Incluso, se llego al caso, inédito, de llevar a un exmundialista a un evento como el Hay Festival (chúpate esa Salman Rushdie!): Julio César Uribe no lo pensó dos veces en Arequipa y dijo dijo "pa' bravo yo".

¡Ah, también vacaron a PPK! Pero, volviendo a lo importante, al final el campeón fue Francia y no importó que no tenga un juego agradable a la vista, lo esencial es invisible a los ojos. (además me agradan porque mi tío está en su escudo).


Terminado el sueño futbolístico, volvimos a nuestra pesadilla: algo peor incluso que cuando un amigo no te devuelve el libro que le prestaste hace meses:


La corrupción de un grupo de jueces y demás integrantes del sistema judicial dominó el escenario político y lo haría hasta ahora. Escucharíamos a estos personajes hablar de sus gustos "bibliográficos" y hasta quejarse del precio de las "obras".   



Mas allá de precios, la FIL de 2018, fue la mejor en años: tuvo momentos para recordar como la protesta durante la presentación del libro de Faverón, los aplausos a Gorriti y las quejas de Marco Avilés porque los sacaron a media presentación. Pero lo mejor fueron los invitados como Jonathan Franzen, Rosa Montero, Ray Loriga, o Santiago Posteguillo.

Y las denuncias ese año no serían solo contra el autor de El anticuario, sino también contra Rodolfo Ybarra, Reynaldo Naranjo, Domingo de Ramos. Ya parece que el acoso es un subgénero de la literatura nacional.

En setiembre se prorrogó por un año más la ley que exonera de impuestos al libro, gracias al Congreso. Y una integrante de esa banda tuvo una curiosa expresión respecto a una conductora de un programa de libros


Pareciera que para ella tener mucho tiempo para leer fuera malo XD. Uno siempre puede hacerse un espacio en la agenda, el problema es estar Chihuán.
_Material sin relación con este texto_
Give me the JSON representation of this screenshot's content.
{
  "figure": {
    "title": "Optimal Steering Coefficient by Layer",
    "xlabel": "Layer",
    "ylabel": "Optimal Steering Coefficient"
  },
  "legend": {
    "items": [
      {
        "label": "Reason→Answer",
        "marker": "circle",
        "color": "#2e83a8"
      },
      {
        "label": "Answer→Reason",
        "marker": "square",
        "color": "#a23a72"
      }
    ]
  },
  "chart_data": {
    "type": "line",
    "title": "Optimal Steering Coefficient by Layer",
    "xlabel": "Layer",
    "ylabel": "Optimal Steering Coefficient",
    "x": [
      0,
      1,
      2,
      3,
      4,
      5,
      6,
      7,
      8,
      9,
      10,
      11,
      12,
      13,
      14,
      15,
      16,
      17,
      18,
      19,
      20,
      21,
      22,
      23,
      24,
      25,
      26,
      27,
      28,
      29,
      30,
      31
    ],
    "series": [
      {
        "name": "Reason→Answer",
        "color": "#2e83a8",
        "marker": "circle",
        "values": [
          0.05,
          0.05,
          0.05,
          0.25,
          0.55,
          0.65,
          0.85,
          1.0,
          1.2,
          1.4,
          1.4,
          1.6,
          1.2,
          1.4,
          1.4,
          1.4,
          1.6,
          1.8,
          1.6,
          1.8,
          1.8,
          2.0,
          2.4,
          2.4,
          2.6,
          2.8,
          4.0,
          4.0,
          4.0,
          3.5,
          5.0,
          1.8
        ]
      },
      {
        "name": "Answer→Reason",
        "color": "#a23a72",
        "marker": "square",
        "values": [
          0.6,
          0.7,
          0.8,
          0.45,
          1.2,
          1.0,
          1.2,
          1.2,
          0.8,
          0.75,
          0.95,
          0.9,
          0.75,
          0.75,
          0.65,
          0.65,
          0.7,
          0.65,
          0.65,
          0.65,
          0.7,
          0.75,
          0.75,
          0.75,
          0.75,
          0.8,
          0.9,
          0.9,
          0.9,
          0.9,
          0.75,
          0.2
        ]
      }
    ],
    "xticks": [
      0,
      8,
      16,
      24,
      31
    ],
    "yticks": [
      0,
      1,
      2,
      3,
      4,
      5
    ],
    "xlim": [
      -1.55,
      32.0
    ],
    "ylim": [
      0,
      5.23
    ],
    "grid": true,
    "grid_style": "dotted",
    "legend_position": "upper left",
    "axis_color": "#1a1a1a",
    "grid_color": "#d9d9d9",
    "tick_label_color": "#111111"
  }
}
Contrario a lo afirmado por Oswaldo Reynoso, en octubre sí hubo milagros, empezando y terminando ese mes con la prisión de dos personas, padre e hija, apellidadas Fujimori, a pesar de los esfuerzos de sus abogados.



Ese octubre, por primera vez desde la Segunda Guerra Mundial, no hubo Premio Nobel de Literatura, y el "Nobel alternativo" tampoco tuvo como ganador a Murakami, que se retiró de la nominación.

Finalmente, por más referéndums o finales de Copa Libertadores entre Boca y River, este año me vuelve a dejar la sensación de que no hay nada mejor que un buen libro.